Некоторые даже считают меня очень добрым, как это ни странно.
Из интервью А. Г.
В конце семидесятых годов в Москву вдруг приехал ансамбль «Бони М», а вскоре, следом за ним — Элтон Джон. Это сегодня нас не удивишь никакой заезжей звездой эстрады, а тогда ажиотаж был страшный. Билеты достались только «мажорам» и некоторым везунчикам, мы же с другом даже не дёргались. Однажды уже пытались попасть с ним в Театр Эстрады на концерт Чеслава Немена. Прогуляли занятия в институте, простояли в очереди часов шесть, промёрзли до костей, но так и не смогли подойти к кассе. Поэтому понимали, что московские концерты «Бони М» и Элтона Джона увидеть нам не суждено. К тому же пошёл слух, что билеты распространяются только через парткомы и горком комсомола. Но одному из наших, общежитских, всё же посчастливилось. Факт почти невероятный: парень прорвался «на лишний билетик», да ещё по дешёвке. Вернулся — и давай восторженно трещать по всем комнатам:
— Это обалдеть, мужики! Это надо видеть! А сколько в зале знаменитостей! Градского видел! Ходит по фойе, очки на нём в пол–лица, на шее пышный бант кадык подпирает, смотрит Градский на всех надменно, голову запрокинул…
— А голову почему запрокинул?
— Так ведь бант мешает!
— Ну а как музыка?
— Ну а что музыка?
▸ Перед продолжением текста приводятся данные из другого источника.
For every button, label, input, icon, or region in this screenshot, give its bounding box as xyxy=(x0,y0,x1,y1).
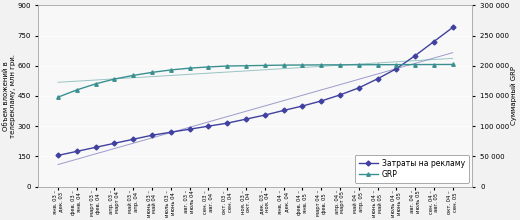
Затраты на рекламу xyxy=(431,40,437,43)
GRP xyxy=(356,63,362,66)
Legend: Затраты на рекламу, GRP: Затраты на рекламу, GRP xyxy=(355,155,469,183)
Затраты на рекламу xyxy=(318,100,324,102)
Затраты на рекламу xyxy=(93,146,99,149)
Затраты на рекламу xyxy=(55,154,61,157)
Затраты на рекламу xyxy=(111,142,118,145)
GRP xyxy=(55,96,61,99)
Line: GRP: GRP xyxy=(56,63,454,99)
GRP xyxy=(450,63,456,66)
GRP xyxy=(111,78,118,80)
Y-axis label: Суммарный GRP: Суммарный GRP xyxy=(511,66,517,125)
GRP xyxy=(243,64,249,67)
Затраты на рекламу xyxy=(187,128,193,130)
GRP xyxy=(149,71,155,74)
Затраты на рекламу xyxy=(262,114,268,116)
Затраты на рекламу xyxy=(167,131,174,134)
GRP xyxy=(224,65,230,67)
Затраты на рекламу xyxy=(299,105,305,107)
Затраты на рекламу xyxy=(450,26,456,29)
GRP xyxy=(187,67,193,70)
Затраты на рекламу xyxy=(412,54,418,57)
Y-axis label: Объем вложений в
телерекламу, млн гри.: Объем вложений в телерекламу, млн гри. xyxy=(3,54,16,138)
GRP xyxy=(337,64,343,66)
GRP xyxy=(74,89,80,91)
GRP xyxy=(318,64,324,66)
GRP xyxy=(431,63,437,66)
Line: Затраты на рекламу: Затраты на рекламу xyxy=(56,26,454,157)
Затраты на рекламу xyxy=(356,87,362,89)
Затраты на рекламу xyxy=(205,125,212,128)
Затраты на рекламу xyxy=(374,77,381,80)
Затраты на рекламу xyxy=(224,122,230,125)
Затраты на рекламу xyxy=(130,138,136,141)
Затраты на рекламу xyxy=(337,94,343,96)
GRP xyxy=(205,66,212,68)
Затраты на рекламу xyxy=(393,67,399,70)
GRP xyxy=(93,82,99,85)
Затраты на рекламу xyxy=(74,150,80,153)
Затраты на рекламу xyxy=(243,118,249,120)
GRP xyxy=(412,63,418,66)
GRP xyxy=(393,63,399,66)
GRP xyxy=(299,64,305,66)
GRP xyxy=(130,74,136,77)
GRP xyxy=(374,63,381,66)
GRP xyxy=(262,64,268,67)
GRP xyxy=(167,69,174,71)
Затраты на рекламу xyxy=(149,134,155,137)
GRP xyxy=(280,64,287,66)
Затраты на рекламу xyxy=(280,109,287,112)
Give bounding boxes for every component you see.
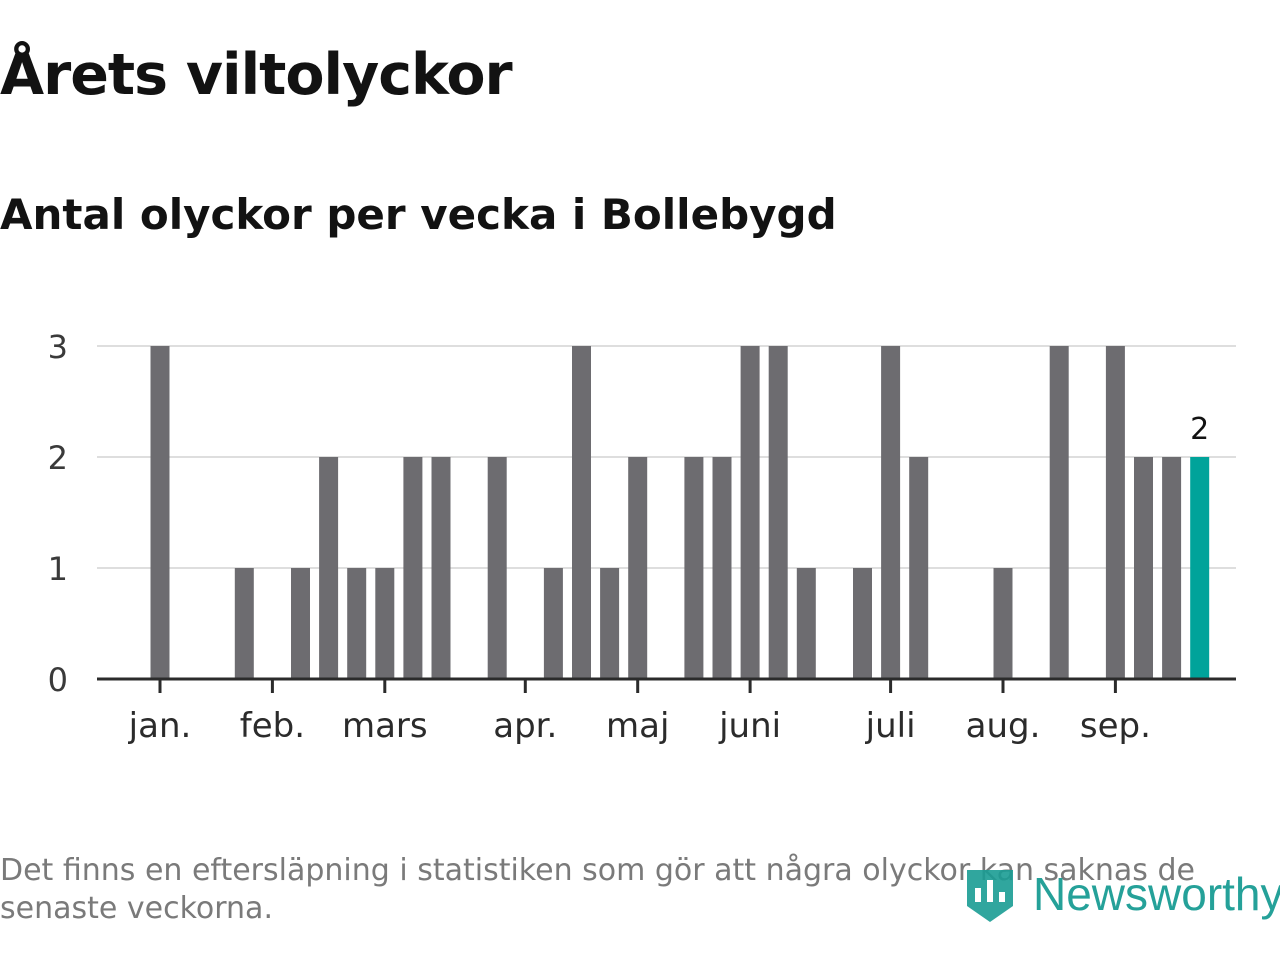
data-label: 2 — [1190, 412, 1209, 447]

Музыка как музыка…
Мой товарищ Шурка Снетков как–то вечером забрёл в студенческую аудиторию в главном корпусе института, а там — толпа: пришли на концерт Градского. Никаких афиш, конечно, не было. Шурке повезло: злостный прогульщик, он был вынужден в этот вечер отрабатывать пропущенное занятие на одной из кафедр. Если бы не это, ни за что не побывал бы он на этом концерте. А тут прорвался через все кордоны, уселся чуть ли не в первом ряду (или на ступеньках в проходе, не знаю), Градского видел.